In Fighting Ship Virus, Expert Says, 'CDC Is Not Even a Player'

Inaction causes concern for disease response
By Newser Editors and Wire Services
Posted May 9, 2026 2:45 PM CDT
CDC Largely Sits Out Response to Hantavirus, Baffling Experts
Health workers in protective gear evacuate patients from the MV Hondius cruise ship into an ambulance at a port in Praia, Cape Verde, Wednesday, May 6, 2026.   (AP Photo/Misper Apawu)

No quick dispatching of disease investigators. No televised news conference to inform the public. No timely health alerts to doctors. In the middle of a hantavirus outbreak on a cruise ship that involves Americans and is making headlines around the world, the US government's top public health agency, the Centers for Disease Control and Prevention, has been uncharacteristically missing in action, according to a number of experts. It has been health experts in other countries, not the US, who have been dealing primarily with the outbreak in the past week, the AP reports. "The CDC is not even a player," said Lawrence Gostin, an international public health expert at Georgetown University. "I've never seen that before."

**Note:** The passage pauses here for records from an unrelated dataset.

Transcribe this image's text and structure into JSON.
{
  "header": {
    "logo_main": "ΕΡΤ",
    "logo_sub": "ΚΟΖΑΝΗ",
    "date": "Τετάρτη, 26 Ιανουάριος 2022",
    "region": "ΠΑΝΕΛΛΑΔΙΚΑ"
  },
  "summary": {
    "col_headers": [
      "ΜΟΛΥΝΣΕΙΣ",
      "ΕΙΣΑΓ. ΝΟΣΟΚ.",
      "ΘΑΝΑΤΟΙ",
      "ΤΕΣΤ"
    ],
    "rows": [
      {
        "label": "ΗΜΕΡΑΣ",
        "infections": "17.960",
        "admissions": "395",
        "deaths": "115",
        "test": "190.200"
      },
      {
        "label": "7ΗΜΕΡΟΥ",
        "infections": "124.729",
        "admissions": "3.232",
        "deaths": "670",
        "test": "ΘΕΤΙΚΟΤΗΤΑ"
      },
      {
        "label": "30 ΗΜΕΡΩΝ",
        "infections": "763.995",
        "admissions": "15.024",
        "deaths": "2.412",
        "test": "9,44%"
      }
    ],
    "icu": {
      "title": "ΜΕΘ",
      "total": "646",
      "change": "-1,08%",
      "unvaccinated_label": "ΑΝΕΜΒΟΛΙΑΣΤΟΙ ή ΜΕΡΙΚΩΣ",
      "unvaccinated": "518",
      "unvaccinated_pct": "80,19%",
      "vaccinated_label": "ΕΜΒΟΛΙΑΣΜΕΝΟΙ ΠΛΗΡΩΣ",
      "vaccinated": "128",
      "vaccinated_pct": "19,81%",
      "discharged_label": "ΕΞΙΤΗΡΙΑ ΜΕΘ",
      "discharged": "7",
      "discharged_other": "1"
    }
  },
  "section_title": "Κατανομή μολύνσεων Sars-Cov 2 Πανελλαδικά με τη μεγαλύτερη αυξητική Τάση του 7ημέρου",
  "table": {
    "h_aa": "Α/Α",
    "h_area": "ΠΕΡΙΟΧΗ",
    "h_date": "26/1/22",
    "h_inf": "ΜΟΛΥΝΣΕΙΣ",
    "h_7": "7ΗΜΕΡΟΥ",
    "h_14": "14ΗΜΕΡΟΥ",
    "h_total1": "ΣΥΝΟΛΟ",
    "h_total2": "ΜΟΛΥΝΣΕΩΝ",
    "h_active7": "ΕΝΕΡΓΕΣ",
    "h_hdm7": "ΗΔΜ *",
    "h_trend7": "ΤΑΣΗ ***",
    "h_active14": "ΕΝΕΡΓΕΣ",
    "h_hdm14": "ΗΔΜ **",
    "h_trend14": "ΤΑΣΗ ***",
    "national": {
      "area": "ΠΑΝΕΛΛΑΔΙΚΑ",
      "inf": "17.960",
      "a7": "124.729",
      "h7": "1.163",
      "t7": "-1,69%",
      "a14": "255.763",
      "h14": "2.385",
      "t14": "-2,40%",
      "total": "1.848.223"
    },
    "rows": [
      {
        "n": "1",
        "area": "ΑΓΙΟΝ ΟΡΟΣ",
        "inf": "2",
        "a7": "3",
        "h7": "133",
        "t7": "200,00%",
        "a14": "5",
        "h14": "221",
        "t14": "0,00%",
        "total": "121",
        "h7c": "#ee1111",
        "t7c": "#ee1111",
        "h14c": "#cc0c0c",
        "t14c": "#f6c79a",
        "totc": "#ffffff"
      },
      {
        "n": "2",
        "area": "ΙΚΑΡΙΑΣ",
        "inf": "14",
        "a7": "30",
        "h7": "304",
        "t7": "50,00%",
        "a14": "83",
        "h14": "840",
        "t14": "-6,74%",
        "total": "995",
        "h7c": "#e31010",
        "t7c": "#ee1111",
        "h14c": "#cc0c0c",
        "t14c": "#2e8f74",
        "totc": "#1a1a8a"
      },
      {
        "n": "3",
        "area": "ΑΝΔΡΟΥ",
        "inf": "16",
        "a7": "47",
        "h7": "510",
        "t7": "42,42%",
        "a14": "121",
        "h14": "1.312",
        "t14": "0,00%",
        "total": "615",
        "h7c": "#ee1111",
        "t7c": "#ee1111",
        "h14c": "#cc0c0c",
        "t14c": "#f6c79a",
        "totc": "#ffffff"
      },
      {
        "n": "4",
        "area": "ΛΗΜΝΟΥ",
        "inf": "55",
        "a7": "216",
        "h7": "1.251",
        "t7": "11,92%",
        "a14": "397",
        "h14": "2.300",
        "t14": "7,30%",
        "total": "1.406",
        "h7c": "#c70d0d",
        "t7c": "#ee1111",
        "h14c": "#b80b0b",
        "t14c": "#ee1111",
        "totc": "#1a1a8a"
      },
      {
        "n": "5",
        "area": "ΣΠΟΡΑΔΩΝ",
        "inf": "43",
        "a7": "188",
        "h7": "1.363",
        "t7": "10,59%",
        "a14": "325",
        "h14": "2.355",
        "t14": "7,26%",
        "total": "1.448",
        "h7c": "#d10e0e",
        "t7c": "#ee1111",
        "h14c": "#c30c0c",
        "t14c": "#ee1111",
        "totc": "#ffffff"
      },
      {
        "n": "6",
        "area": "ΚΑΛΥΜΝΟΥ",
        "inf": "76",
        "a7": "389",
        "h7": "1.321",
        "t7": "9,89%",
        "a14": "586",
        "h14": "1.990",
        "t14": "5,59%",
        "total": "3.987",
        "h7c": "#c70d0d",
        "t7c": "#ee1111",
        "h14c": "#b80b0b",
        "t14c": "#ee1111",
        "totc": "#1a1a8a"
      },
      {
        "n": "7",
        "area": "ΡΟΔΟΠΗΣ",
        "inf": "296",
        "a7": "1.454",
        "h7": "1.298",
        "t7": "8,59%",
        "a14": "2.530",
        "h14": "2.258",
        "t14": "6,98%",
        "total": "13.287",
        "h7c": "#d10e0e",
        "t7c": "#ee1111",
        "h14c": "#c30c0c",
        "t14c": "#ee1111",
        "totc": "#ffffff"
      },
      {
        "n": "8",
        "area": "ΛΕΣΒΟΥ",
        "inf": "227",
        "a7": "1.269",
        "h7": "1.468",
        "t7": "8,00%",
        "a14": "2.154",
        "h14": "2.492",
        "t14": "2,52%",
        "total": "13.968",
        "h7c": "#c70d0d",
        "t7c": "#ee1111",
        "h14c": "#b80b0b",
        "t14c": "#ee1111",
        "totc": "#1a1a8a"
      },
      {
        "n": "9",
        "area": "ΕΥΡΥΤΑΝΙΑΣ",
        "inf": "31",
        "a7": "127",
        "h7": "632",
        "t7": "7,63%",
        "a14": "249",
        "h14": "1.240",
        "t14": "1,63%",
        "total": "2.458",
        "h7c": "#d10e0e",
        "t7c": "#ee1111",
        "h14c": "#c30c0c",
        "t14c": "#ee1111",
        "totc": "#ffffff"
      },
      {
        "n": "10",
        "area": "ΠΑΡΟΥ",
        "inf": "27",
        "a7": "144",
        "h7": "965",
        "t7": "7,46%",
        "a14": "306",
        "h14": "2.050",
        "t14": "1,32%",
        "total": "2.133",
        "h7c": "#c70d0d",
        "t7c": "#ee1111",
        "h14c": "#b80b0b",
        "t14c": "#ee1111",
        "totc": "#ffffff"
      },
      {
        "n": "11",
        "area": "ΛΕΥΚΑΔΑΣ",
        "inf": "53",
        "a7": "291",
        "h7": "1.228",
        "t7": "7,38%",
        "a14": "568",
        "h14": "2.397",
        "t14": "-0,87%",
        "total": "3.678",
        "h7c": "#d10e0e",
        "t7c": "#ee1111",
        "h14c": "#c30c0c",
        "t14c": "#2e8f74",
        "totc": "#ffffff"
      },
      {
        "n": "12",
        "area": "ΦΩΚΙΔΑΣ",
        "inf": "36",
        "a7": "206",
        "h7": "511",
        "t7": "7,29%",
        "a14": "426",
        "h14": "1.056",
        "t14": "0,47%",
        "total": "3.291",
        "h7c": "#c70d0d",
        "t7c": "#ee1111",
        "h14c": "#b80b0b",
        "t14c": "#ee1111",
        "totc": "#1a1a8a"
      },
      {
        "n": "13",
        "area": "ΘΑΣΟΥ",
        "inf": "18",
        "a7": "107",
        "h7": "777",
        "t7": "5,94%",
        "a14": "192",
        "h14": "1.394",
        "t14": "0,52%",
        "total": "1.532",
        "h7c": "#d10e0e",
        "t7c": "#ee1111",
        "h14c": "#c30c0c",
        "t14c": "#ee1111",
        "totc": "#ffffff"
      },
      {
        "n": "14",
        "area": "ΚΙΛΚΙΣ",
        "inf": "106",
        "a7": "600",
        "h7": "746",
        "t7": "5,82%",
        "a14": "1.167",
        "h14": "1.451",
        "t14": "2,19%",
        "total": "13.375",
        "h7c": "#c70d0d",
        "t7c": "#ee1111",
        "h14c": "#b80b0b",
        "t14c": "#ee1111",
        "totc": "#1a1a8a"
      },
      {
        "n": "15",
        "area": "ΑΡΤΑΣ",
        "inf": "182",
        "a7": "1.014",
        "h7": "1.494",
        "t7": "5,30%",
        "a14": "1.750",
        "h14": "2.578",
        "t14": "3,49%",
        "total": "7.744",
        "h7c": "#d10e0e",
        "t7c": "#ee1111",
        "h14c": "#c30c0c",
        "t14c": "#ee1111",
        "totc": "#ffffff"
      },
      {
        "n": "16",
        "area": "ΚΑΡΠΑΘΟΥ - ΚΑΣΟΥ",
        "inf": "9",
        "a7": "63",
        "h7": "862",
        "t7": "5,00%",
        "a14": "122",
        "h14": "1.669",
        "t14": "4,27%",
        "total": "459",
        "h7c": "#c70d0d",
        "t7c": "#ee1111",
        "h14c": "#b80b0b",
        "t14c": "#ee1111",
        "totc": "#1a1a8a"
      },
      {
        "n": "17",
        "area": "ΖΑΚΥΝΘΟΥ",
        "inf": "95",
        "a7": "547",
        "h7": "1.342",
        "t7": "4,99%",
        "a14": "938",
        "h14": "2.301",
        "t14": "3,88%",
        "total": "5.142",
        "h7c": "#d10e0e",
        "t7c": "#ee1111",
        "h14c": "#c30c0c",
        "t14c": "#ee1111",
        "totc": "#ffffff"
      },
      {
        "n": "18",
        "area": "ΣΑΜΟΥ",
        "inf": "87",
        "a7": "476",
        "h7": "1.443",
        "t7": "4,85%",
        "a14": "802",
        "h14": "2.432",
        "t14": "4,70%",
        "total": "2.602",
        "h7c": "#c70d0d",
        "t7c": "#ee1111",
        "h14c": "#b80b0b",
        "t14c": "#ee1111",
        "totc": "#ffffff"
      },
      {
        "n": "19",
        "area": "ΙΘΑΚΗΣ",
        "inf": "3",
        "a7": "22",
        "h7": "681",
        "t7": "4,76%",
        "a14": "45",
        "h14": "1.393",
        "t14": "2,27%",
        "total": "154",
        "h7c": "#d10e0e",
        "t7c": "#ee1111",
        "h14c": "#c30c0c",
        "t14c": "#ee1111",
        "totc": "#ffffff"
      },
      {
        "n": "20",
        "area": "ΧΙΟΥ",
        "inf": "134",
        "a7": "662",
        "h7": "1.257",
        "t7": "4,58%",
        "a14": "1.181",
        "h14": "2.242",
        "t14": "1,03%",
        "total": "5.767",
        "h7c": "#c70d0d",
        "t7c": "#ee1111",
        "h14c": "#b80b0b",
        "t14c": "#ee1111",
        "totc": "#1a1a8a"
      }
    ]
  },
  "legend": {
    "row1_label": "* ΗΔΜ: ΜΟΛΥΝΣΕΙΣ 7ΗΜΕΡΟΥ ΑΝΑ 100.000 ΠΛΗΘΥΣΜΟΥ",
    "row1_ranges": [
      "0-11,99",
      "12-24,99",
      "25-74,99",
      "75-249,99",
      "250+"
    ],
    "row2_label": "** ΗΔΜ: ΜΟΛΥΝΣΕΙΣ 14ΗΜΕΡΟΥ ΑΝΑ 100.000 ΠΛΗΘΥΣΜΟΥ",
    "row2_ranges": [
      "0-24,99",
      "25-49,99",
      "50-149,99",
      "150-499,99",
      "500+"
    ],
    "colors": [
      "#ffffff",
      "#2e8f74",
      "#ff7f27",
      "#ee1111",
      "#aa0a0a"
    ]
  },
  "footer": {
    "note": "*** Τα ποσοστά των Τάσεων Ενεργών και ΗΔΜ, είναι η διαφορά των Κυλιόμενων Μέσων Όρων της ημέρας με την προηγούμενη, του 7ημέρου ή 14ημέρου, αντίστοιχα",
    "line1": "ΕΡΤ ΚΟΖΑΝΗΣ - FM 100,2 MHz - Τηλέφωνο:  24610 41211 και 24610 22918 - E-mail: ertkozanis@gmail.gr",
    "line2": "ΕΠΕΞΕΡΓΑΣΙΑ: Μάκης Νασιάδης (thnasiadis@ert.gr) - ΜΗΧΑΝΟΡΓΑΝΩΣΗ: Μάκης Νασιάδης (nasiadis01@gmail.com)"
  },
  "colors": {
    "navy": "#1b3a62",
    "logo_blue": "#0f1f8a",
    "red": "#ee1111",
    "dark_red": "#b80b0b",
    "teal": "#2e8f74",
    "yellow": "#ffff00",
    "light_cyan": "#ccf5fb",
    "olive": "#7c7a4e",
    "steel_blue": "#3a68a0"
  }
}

The situation aboard the MV Hondius hasn't spiraled because, experts say, because unlike COVID-19 or measles or the flu, hantavirus does not spread easily. "We seem to have things under very good control," President Trump told reporters Friday evening. Not until late Friday did CDC actions accelerate. Health officials confirmed the deployment of a team to Spain's Canary Islands, where the ship was due to arrive early Sunday local time, to meet the Americans onboard. They said a second team will go to Offutt Air Force Base in Nebraska as part of a plan to evacuate American passengers from the ship to a quarantine center. And the CDC issued its first health alert to US doctors, advising them of the possibility of imported cases.

The CDC's diminished role in the battle is an indicator that the agency is no longer the force in international health or the protector of domestic health that it once was, some experts said. The hantavirus outbreak is "a sentinel event" that speaks to "how well the country is prepared for a disease threat. And right now, I'm very sorry to say that we are not prepared," said Dr. Jeanne Marrazzo, CEO of the Infectious Diseases Society of America. The CDC's ability to carry out health inspections of cruise ships was decimated a year ago, CBS News reported: The Trump administration laid off every full-time employee in the CDC's Vessel Sanitation Program—though fees charged the companies paid the staff.